Fred L. Sipes of Meade County is a two-time finalist for the Leopold Conservation Award and the 2019 winner of the Southern Region Conservation Legacy Award presented by the American Soybean Association. “You know, we just try to do the right thing and then the next right thing,” he said. “My wife Stacy and I have twin boys, and while I don’t know yet if they will choose to farm, I want to leave this land better than I found it. Sustainability is a word that we in agriculture are hearing a lot these days, and the more we focus on sustainability, the more we realize that it’s just a new word for the things we have been doing all along – grassing in our waterways so that erosion doesn’t wash away our soil, leaving ample habitat for wildlife and using buffer strips to protect the habitats of fish and other aquatic life. That’s just the next right thing.”
Sipes said that he thinks most consumers would be surprised to know how much science and technology is involved in food production. “We use GPS, just like you have in your car or on your phone, to turn planters and sprayers on and off row by row. Precision agriculture is not the future – this technology is being used right now, so that we can put the seeds and the crop protection products exactly where we need them with no waste. Consumers need to remember that we buy our groceries at the store the same as everyone else, and providing a safe and affordable food supply is an important job that we farmers take seriously.”

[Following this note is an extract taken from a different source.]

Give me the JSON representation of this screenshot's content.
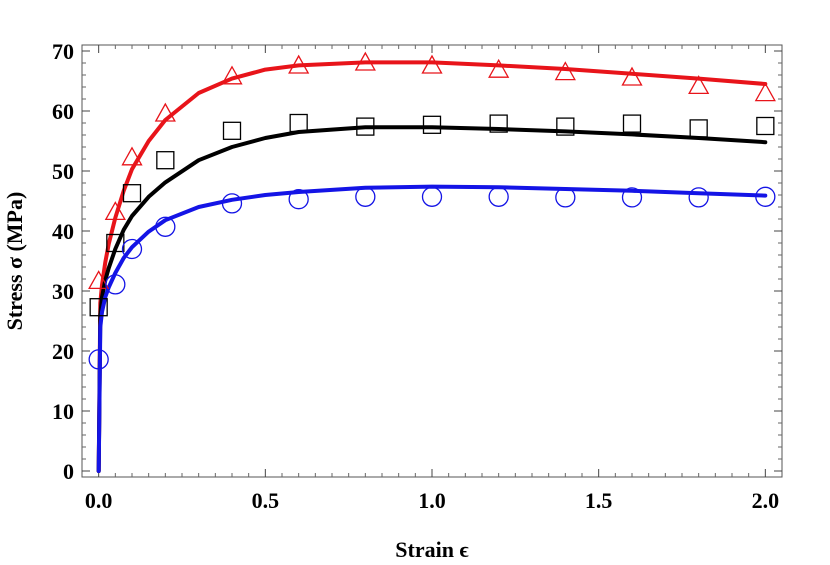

Sipes said that he is interested in seeing what plans the new administration has. “It’s important that lawmakers and those in our Executive branch of government who are interested in the Green New Deal understand that farmers are the original conservationists,” he said. “Many of the programs and plans that some would like to implement are practices that we have been utilizing for years. I want to show those folks that we are already doing the things that many are proposing.”
So, while people around the world celebrated Earth Day, April 22 found Fred Sipes and his fellow farmers doing what they normally do this time of year, weather permitting. They planted soybeans or maybe corn, tended to their animals, and did the next right thing, for their own operations and for the generations to come.